Charlie Dutton, Portfoliomanager, Asia Pacific Franchise, Ninety One: „Selbstvertrauen ist eine der bemerkenswerten Eigenschaften von Menschen, die in den Tigerjahren geboren wurden. Investoren in Chinas Technologiesektoren und anderen Bereichen sollten dies im Jahr 2022 stärker spüren. Regulierungen gegen Technologie, Bildung und andere Branchen haben in den letzten 12 Monaten die Nerven der hartnäckigsten Investoren auf die Probe gestellt. Aber wenn sich der Staub gelegt hat, wird es möglich, die wirtschaftlichen Auswirkungen der neuen Regeln abzuschätzen.“

Insbesondere bei China-Tech herrsche nun Klarheit über die tatsächlichen wirtschaftlichen Auswirkungen neuer Verordnungen. Laut Dutton verunsicherte die Anleger die Geschwindigkeit der Umsetzung der Regulierung und die Ungewissheit darüber, wo sie enden. Betrachte man den Sektor jetzt, seien die Investoren in einer besseren Position als während des Durchgreifens, da sie mehr über das Umfeld wüssten, in dem diese Unternehmen tätig seien. Dies biete eine größere Gewissheit über die Stärken und Grenzen von Geschäftsmodellen.

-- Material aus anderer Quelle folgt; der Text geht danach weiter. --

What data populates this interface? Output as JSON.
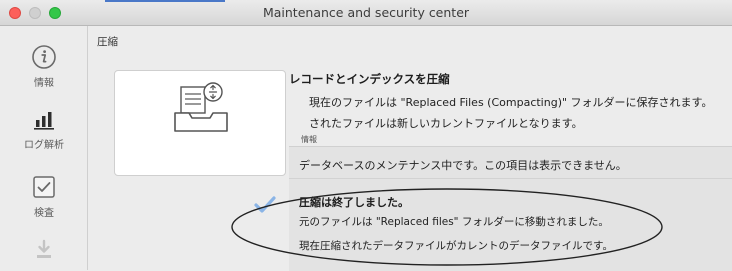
{
  "window": {
    "title": "Maintenance and security center"
  },
  "sidebar": {
    "items": [
      {
        "label": "情報",
        "icon": "info-icon"
      },
      {
        "label": "ログ解析",
        "icon": "bar-chart-icon"
      },
      {
        "label": "検査",
        "icon": "checkbox-icon"
      },
      {
        "label": "",
        "icon": "download-icon"
      }
    ]
  },
  "main": {
    "section_title": "圧縮",
    "operation": {
      "thumbnail_icon": "compact-tray-icon",
      "heading": "レコードとインデックスを圧縮",
      "desc_line1": "現在のファイルは \"Replaced Files (Compacting)\" フォルダーに保存されます。",
      "desc_line2": "されたファイルは新しいカレントファイルとなります。",
      "info_label": "情報"
    },
    "panel": {
      "maintenance_message": "データベースのメンテナンス中です。この項目は表示できません。",
      "done_title": "圧縮は終了しました。",
      "done_line1": "元のファイルは \"Replaced files\" フォルダーに移動されました。",
      "done_line2": "現在圧縮されたデータファイルがカレントのデータファイルです。",
      "status_icon": "checkmark-icon"
    }
  },
  "colors": {
    "accent": "#4a78c8",
    "check": "#8ab4e6",
    "close": "#fc605b",
    "zoom": "#34c749"
  }
}
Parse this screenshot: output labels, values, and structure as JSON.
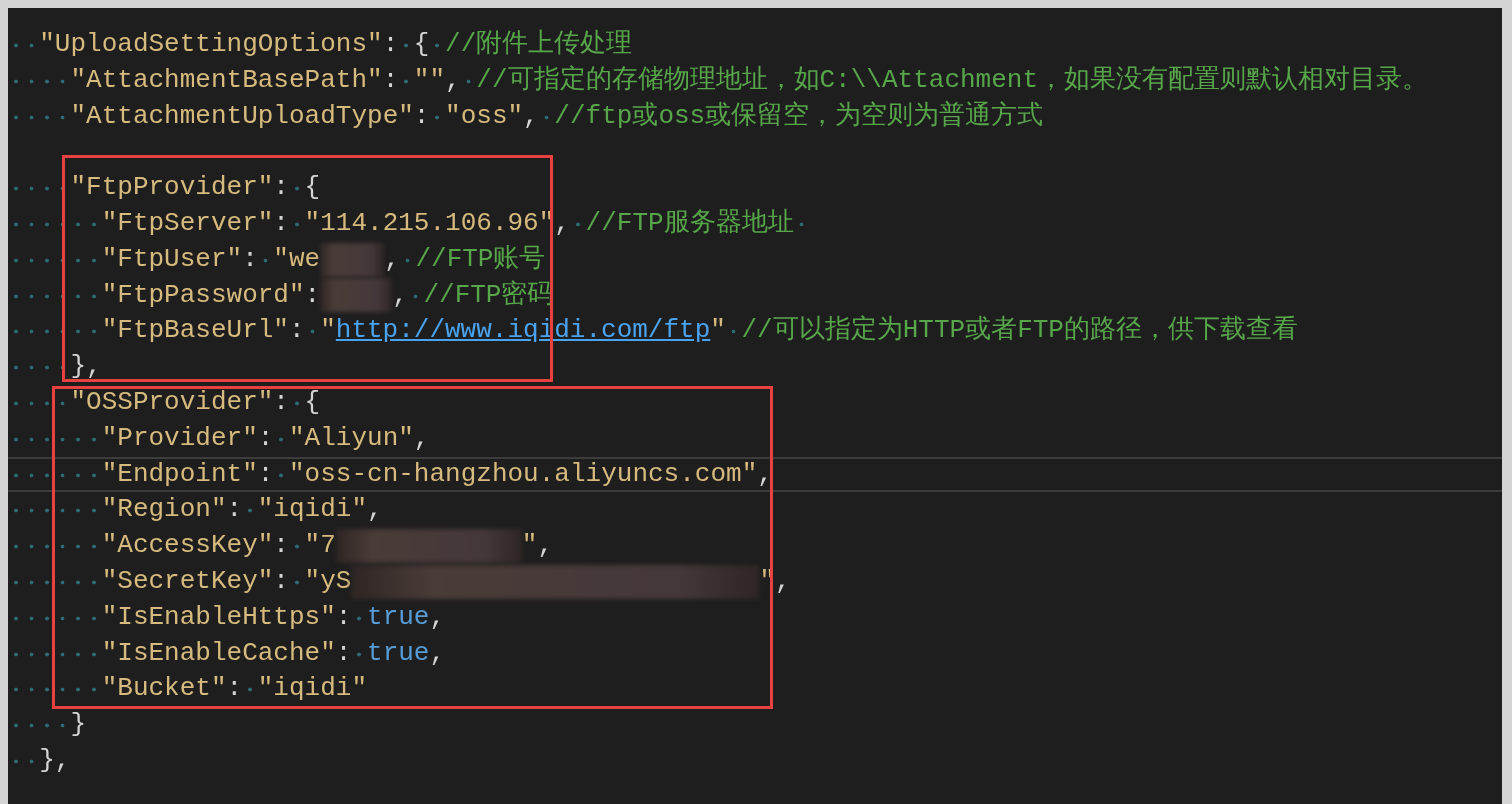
{
  "editor": {
    "blocks": [
      {
        "boxed": false,
        "lines": [
          {
            "current": false,
            "tokens": [
              {
                "kind": "key",
                "text": "  \"UploadSettingOptions\""
              },
              {
                "kind": "punct",
                "text": ": { "
              },
              {
                "kind": "comment",
                "text": "//附件上传处理"
              }
            ]
          },
          {
            "current": false,
            "tokens": [
              {
                "kind": "key",
                "text": "    \"AttachmentBasePath\""
              },
              {
                "kind": "punct",
                "text": ": "
              },
              {
                "kind": "string",
                "text": "\"\""
              },
              {
                "kind": "punct",
                "text": ", "
              },
              {
                "kind": "comment",
                "text": "//可指定的存储物理地址，如C:\\\\Attachment，如果没有配置则默认相对目录。"
              }
            ]
          },
          {
            "current": false,
            "tokens": [
              {
                "kind": "key",
                "text": "    \"AttachmentUploadType\""
              },
              {
                "kind": "punct",
                "text": ": "
              },
              {
                "kind": "string",
                "text": "\"oss\""
              },
              {
                "kind": "punct",
                "text": ", "
              },
              {
                "kind": "comment",
                "text": "//ftp或oss或保留空，为空则为普通方式"
              }
            ]
          }
        ]
      },
      {
        "boxed": true,
        "lines": [
          {
            "current": false
          },
          {
            "current": false,
            "tokens": [
              {
                "kind": "key",
                "text": "    \"FtpProvider\""
              },
              {
                "kind": "punct",
                "text": ": {"
              }
            ]
          },
          {
            "current": false,
            "tokens": [
              {
                "kind": "key",
                "text": "      \"FtpServer\""
              },
              {
                "kind": "punct",
                "text": ": "
              },
              {
                "kind": "string",
                "text": "\"114.215.106.96\""
              },
              {
                "kind": "punct",
                "text": ", "
              },
              {
                "kind": "comment",
                "text": "//FTP服务器地址 "
              }
            ]
          },
          {
            "current": false,
            "tokens": [
              {
                "kind": "key",
                "text": "      \"FtpUser\""
              },
              {
                "kind": "punct",
                "text": ": "
              },
              {
                "kind": "string",
                "text": "\"we"
              },
              {
                "kind": "redacted"
              },
              {
                "kind": "punct",
                "text": ", "
              },
              {
                "kind": "comment",
                "text": "//FTP账号"
              }
            ]
          },
          {
            "current": false,
            "tokens": [
              {
                "kind": "key",
                "text": "      \"FtpPassword\""
              },
              {
                "kind": "punct",
                "text": ":"
              },
              {
                "kind": "redacted"
              },
              {
                "kind": "punct",
                "text": ", "
              },
              {
                "kind": "comment",
                "text": "//FTP密码"
              }
            ]
          },
          {
            "current": false,
            "tokens": [
              {
                "kind": "key",
                "text": "      \"FtpBaseUrl\""
              },
              {
                "kind": "punct",
                "text": ": "
              },
              {
                "kind": "string",
                "text": "\""
              },
              {
                "kind": "link",
                "text": "http://www.iqidi.com/ftp"
              },
              {
                "kind": "string",
                "text": "\""
              },
              {
                "kind": "comment",
                "text": " //可以指定为HTTP或者FTP的路径，供下载查看"
              }
            ]
          },
          {
            "current": false,
            "tokens": [
              {
                "kind": "punct",
                "text": "    },"
              }
            ]
          }
        ]
      },
      {
        "boxed": true,
        "lines": [
          {
            "current": false,
            "tokens": [
              {
                "kind": "key",
                "text": "    \"OSSProvider\""
              },
              {
                "kind": "punct",
                "text": ": {"
              }
            ]
          },
          {
            "current": false,
            "tokens": [
              {
                "kind": "key",
                "text": "      \"Provider\""
              },
              {
                "kind": "punct",
                "text": ": "
              },
              {
                "kind": "string",
                "text": "\"Aliyun\""
              },
              {
                "kind": "punct",
                "text": ","
              }
            ]
          },
          {
            "current": true,
            "tokens": [
              {
                "kind": "key",
                "text": "      \"Endpoint\""
              },
              {
                "kind": "punct",
                "text": ": "
              },
              {
                "kind": "string",
                "text": "\"oss-cn-hangzhou.aliyuncs.com\""
              },
              {
                "kind": "punct",
                "text": ","
              }
            ]
          },
          {
            "current": false,
            "tokens": [
              {
                "kind": "key",
                "text": "      \"Region\""
              },
              {
                "kind": "punct",
                "text": ": "
              },
              {
                "kind": "string",
                "text": "\"iqidi\""
              },
              {
                "kind": "punct",
                "text": ","
              }
            ]
          },
          {
            "current": false,
            "tokens": [
              {
                "kind": "key",
                "text": "      \"AccessKey\""
              },
              {
                "kind": "punct",
                "text": ": "
              },
              {
                "kind": "string",
                "text": "\"7"
              },
              {
                "kind": "redacted"
              },
              {
                "kind": "string",
                "text": "\""
              },
              {
                "kind": "punct",
                "text": ","
              }
            ]
          },
          {
            "current": false,
            "tokens": [
              {
                "kind": "key",
                "text": "      \"SecretKey\""
              },
              {
                "kind": "punct",
                "text": ": "
              },
              {
                "kind": "string",
                "text": "\"yS"
              },
              {
                "kind": "redacted"
              },
              {
                "kind": "string",
                "text": "\""
              },
              {
                "kind": "punct",
                "text": ","
              }
            ]
          },
          {
            "current": false,
            "tokens": [
              {
                "kind": "key",
                "text": "      \"IsEnableHttps\""
              },
              {
                "kind": "punct",
                "text": ": "
              },
              {
                "kind": "bool",
                "text": "true"
              },
              {
                "kind": "punct",
                "text": ","
              }
            ]
          },
          {
            "current": false,
            "tokens": [
              {
                "kind": "key",
                "text": "      \"IsEnableCache\""
              },
              {
                "kind": "punct",
                "text": ": "
              },
              {
                "kind": "bool",
                "text": "true"
              },
              {
                "kind": "punct",
                "text": ","
              }
            ]
          },
          {
            "current": false,
            "tokens": [
              {
                "kind": "key",
                "text": "      \"Bucket\""
              },
              {
                "kind": "punct",
                "text": ": "
              },
              {
                "kind": "string",
                "text": "\"iqidi\""
              }
            ]
          }
        ]
      },
      {
        "boxed": false,
        "lines": [
          {
            "current": false,
            "tokens": [
              {
                "kind": "punct",
                "text": "    }"
              }
            ]
          },
          {
            "current": false,
            "tokens": [
              {
                "kind": "punct",
                "text": "  },"
              }
            ]
          }
        ]
      }
    ]
  }
}
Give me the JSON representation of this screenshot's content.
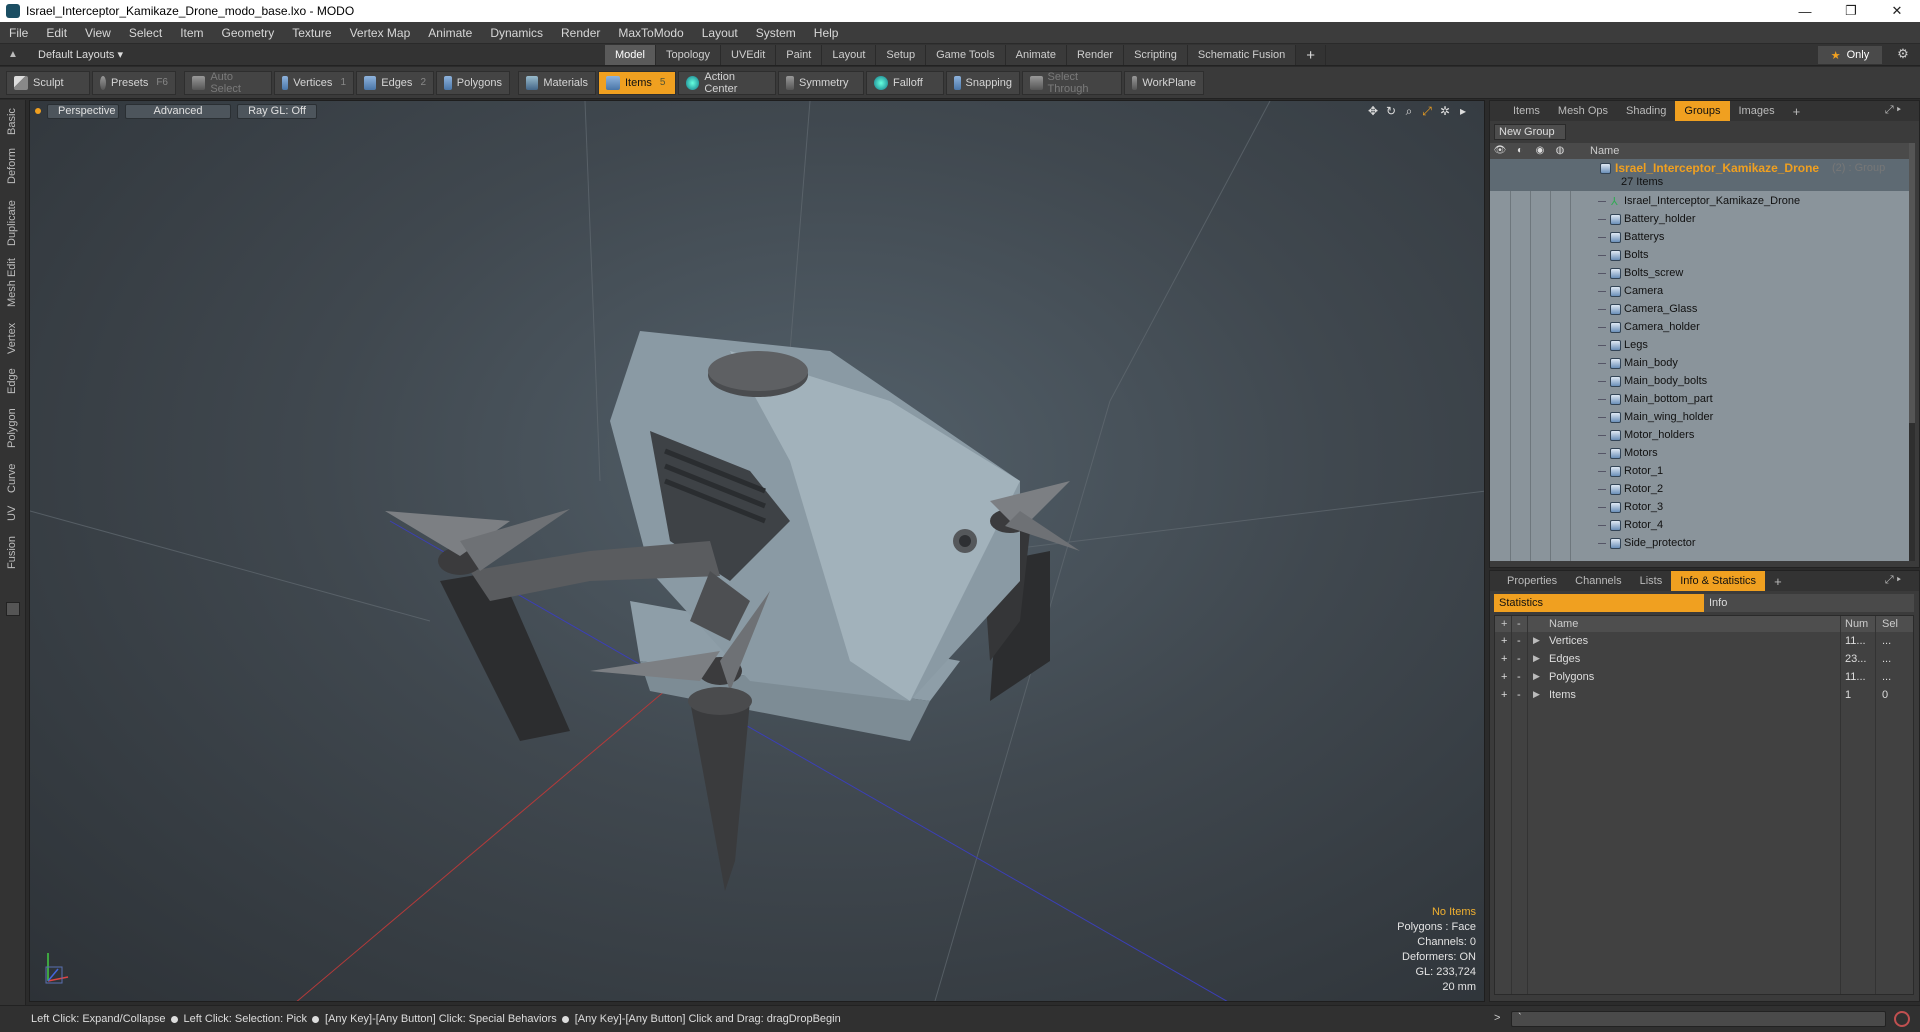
{
  "window": {
    "title": "Israel_Interceptor_Kamikaze_Drone_modo_base.lxo - MODO",
    "app_icon": "MODO",
    "controls": [
      "—",
      "❐",
      "✕"
    ]
  },
  "menu": [
    "File",
    "Edit",
    "View",
    "Select",
    "Item",
    "Geometry",
    "Texture",
    "Vertex Map",
    "Animate",
    "Dynamics",
    "Render",
    "MaxToModo",
    "Layout",
    "System",
    "Help"
  ],
  "layoutbar": {
    "layout_label": "Default Layouts ▾",
    "tabs": [
      "Model",
      "Topology",
      "UVEdit",
      "Paint",
      "Layout",
      "Setup",
      "Game Tools",
      "Animate",
      "Render",
      "Scripting",
      "Schematic Fusion"
    ],
    "active_tab": "Model",
    "add_tab": "+",
    "only_label": "Only"
  },
  "toolbar": {
    "sculpt": "Sculpt",
    "presets": "Presets",
    "presets_key": "F6",
    "auto_select": "Auto Select",
    "vertices": "Vertices",
    "vertices_count": "1",
    "edges": "Edges",
    "edges_count": "2",
    "polygons": "Polygons",
    "materials": "Materials",
    "items": "Items",
    "items_count": "5",
    "action_center": "Action Center",
    "symmetry": "Symmetry",
    "falloff": "Falloff",
    "snapping": "Snapping",
    "select_through": "Select Through",
    "workplane": "WorkPlane"
  },
  "left_tabs": [
    "Basic",
    "Deform",
    "Duplicate",
    "Mesh Edit",
    "Vertex",
    "Edge",
    "Polygon",
    "Curve",
    "UV",
    "Fusion"
  ],
  "viewport": {
    "perspective": "Perspective",
    "advanced": "Advanced",
    "raygl": "Ray GL: Off",
    "info": {
      "no_items": "No Items",
      "polygons": "Polygons : Face",
      "channels": "Channels: 0",
      "deformers": "Deformers: ON",
      "gl": "GL: 233,724",
      "scale": "20 mm"
    }
  },
  "groups_panel": {
    "tabs": [
      "Items",
      "Mesh Ops",
      "Shading",
      "Groups",
      "Images"
    ],
    "active_tab": "Groups",
    "new_group": "New Group",
    "col_name": "Name",
    "group_name": "Israel_Interceptor_Kamikaze_Drone",
    "group_suffix": "(2) : Group",
    "group_count": "27 Items",
    "items": [
      "Israel_Interceptor_Kamikaze_Drone",
      "Battery_holder",
      "Batterys",
      "Bolts",
      "Bolts_screw",
      "Camera",
      "Camera_Glass",
      "Camera_holder",
      "Legs",
      "Main_body",
      "Main_body_bolts",
      "Main_bottom_part",
      "Main_wing_holder",
      "Motor_holders",
      "Motors",
      "Rotor_1",
      "Rotor_2",
      "Rotor_3",
      "Rotor_4",
      "Side_protector"
    ]
  },
  "info_panel": {
    "tabs": [
      "Properties",
      "Channels",
      "Lists",
      "Info & Statistics"
    ],
    "active_tab": "Info & Statistics",
    "statistics": "Statistics",
    "info": "Info",
    "col_name": "Name",
    "col_num": "Num",
    "col_sel": "Sel",
    "rows": [
      {
        "name": "Vertices",
        "num": "11...",
        "sel": "..."
      },
      {
        "name": "Edges",
        "num": "23...",
        "sel": "..."
      },
      {
        "name": "Polygons",
        "num": "11...",
        "sel": "..."
      },
      {
        "name": "Items",
        "num": "1",
        "sel": "0"
      }
    ]
  },
  "statusbar": {
    "s1": "Left Click: Expand/Collapse",
    "s2": "Left Click: Selection: Pick",
    "s3": "[Any Key]-[Any Button] Click: Special Behaviors",
    "s4": "[Any Key]-[Any Button] Click and Drag: dragDropBegin"
  },
  "command": {
    "prompt": ">",
    "value": "`"
  },
  "colors": {
    "accent": "#f0a020",
    "panel_bg": "#3b3b3b",
    "grid_bg": "#8a949b",
    "viewport_bg": "#45505a"
  }
}
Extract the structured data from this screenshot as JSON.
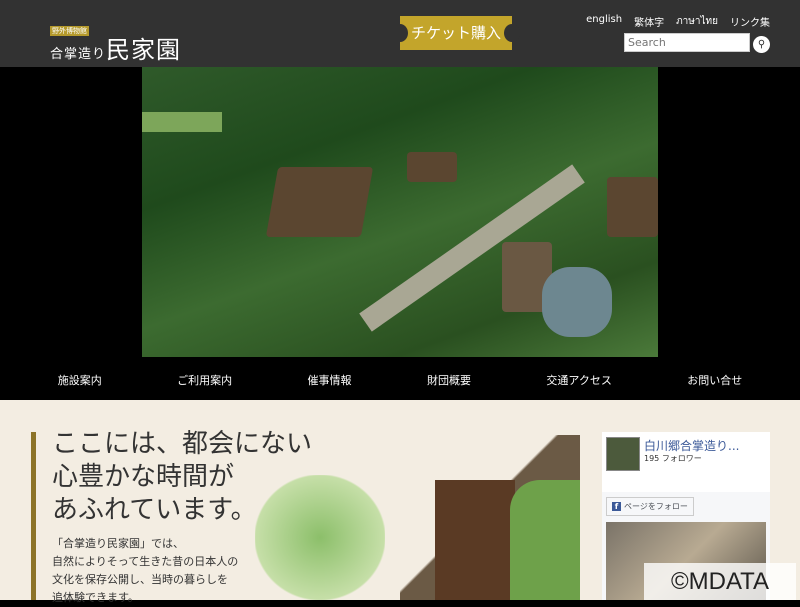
{
  "header": {
    "logo_tag": "野外博物館",
    "logo_small": "合掌造り",
    "logo_main": "民家園",
    "ticket_label": "チケット購入",
    "languages": [
      "english",
      "繁体字",
      "ภาษาไทย",
      "リンク集"
    ],
    "search_placeholder": "Search"
  },
  "nav": [
    "施設案内",
    "ご利用案内",
    "催事情報",
    "財団概要",
    "交通アクセス",
    "お問い合せ"
  ],
  "intro": {
    "headline": [
      "ここには、都会にない",
      "心豊かな時間が",
      "あふれています。"
    ],
    "body": [
      "「合掌造り民家園」では、",
      "自然によりそって生きた昔の日本人の",
      "文化を保存公開し、当時の暮らしを",
      "追体験できます。"
    ]
  },
  "facebook": {
    "page_name": "白川郷合掌造り...",
    "followers": "195 フォロワー",
    "follow_label": "ページをフォロー",
    "icon": "f"
  },
  "watermark": "©MDATA"
}
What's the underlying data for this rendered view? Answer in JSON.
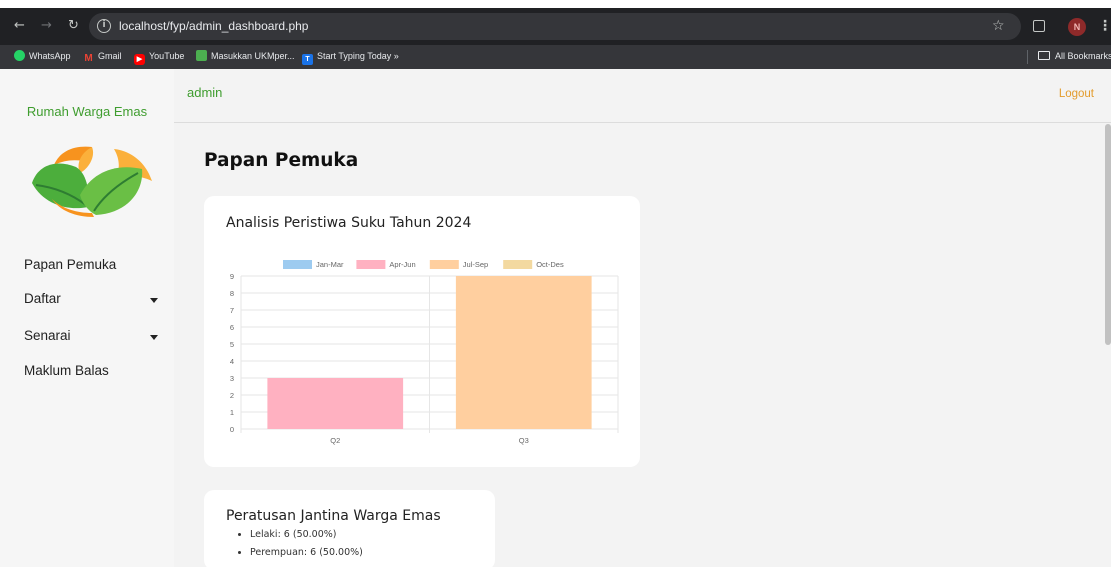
{
  "browser": {
    "url": "localhost/fyp/admin_dashboard.php",
    "profile_initial": "N",
    "bookmarks": [
      {
        "label": "WhatsApp",
        "icon": "whatsapp-icon",
        "color": "#25d366"
      },
      {
        "label": "Gmail",
        "icon": "gmail-icon",
        "color": "#ea4335"
      },
      {
        "label": "YouTube",
        "icon": "youtube-icon",
        "color": "#ff0000"
      },
      {
        "label": "Masukkan UKMper...",
        "icon": "ukm-icon",
        "color": "#4caf50"
      },
      {
        "label": "Start Typing Today »",
        "icon": "typing-icon",
        "color": "#1a73e8"
      }
    ],
    "all_bookmarks": "All Bookmarks"
  },
  "sidebar": {
    "brand": "Rumah Warga Emas",
    "items": [
      {
        "label": "Papan Pemuka",
        "has_caret": false
      },
      {
        "label": "Daftar",
        "has_caret": true
      },
      {
        "label": "Senarai",
        "has_caret": true
      },
      {
        "label": "Maklum Balas",
        "has_caret": false
      }
    ]
  },
  "topbar": {
    "user": "admin",
    "logout": "Logout"
  },
  "page": {
    "title": "Papan Pemuka"
  },
  "event_card": {
    "title": "Analisis Peristiwa Suku Tahun 2024"
  },
  "chart_data": {
    "type": "bar",
    "title": "",
    "categories": [
      "Q2",
      "Q3"
    ],
    "series": [
      {
        "name": "Jan-Mar",
        "color": "#9dcbf0",
        "values": [
          0,
          0
        ]
      },
      {
        "name": "Apr-Jun",
        "color": "#ffb1c1",
        "values": [
          3,
          0
        ]
      },
      {
        "name": "Jul-Sep",
        "color": "#ffcf9f",
        "values": [
          0,
          9
        ]
      },
      {
        "name": "Oct-Des",
        "color": "#f3d9a0",
        "values": [
          0,
          0
        ]
      }
    ],
    "ylim": [
      0,
      9
    ],
    "yticks": [
      "0",
      "1",
      "2",
      "3",
      "4",
      "5",
      "6",
      "7",
      "8",
      "9"
    ],
    "grid": true,
    "legend": "top"
  },
  "gender_card": {
    "title": "Peratusan Jantina Warga Emas",
    "items": [
      "Lelaki: 6 (50.00%)",
      "Perempuan: 6 (50.00%)"
    ]
  }
}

Während der kurzfristige regulatorische Lärm nachlässt, rücken die langfristigen Treiber des strukturellen Wachstums wieder in den Fokus. Diese Trends – darunter steigender Wohlstand, das Wachstum der Mittelschicht, Digitalisierung und Chinas Streben nach Eigenständigkeit in bestimmten Technologiesektoren – bleiben intakt und bieten daher weiterhin Rückenwind für ausgewählte chinesische Unternehmen.

Es gibt weiterhin starke chinesische Titel

„Insbesondere in den Bereichen Gesundheitswesen, IT und Konsumgüter gibt es starke chinesische Titel. Die insgesamt schlechte Stimmung gegenüber chinesischen Aktien im Jahr 2021 löste bei globalen Anlegern größere Vorsicht gegenüber China aus. Dies hat bei einigen Aktien Möglichkeiten geschaffen, auf die sich selbstbewusste Tiger stürzen können“, so Dutton.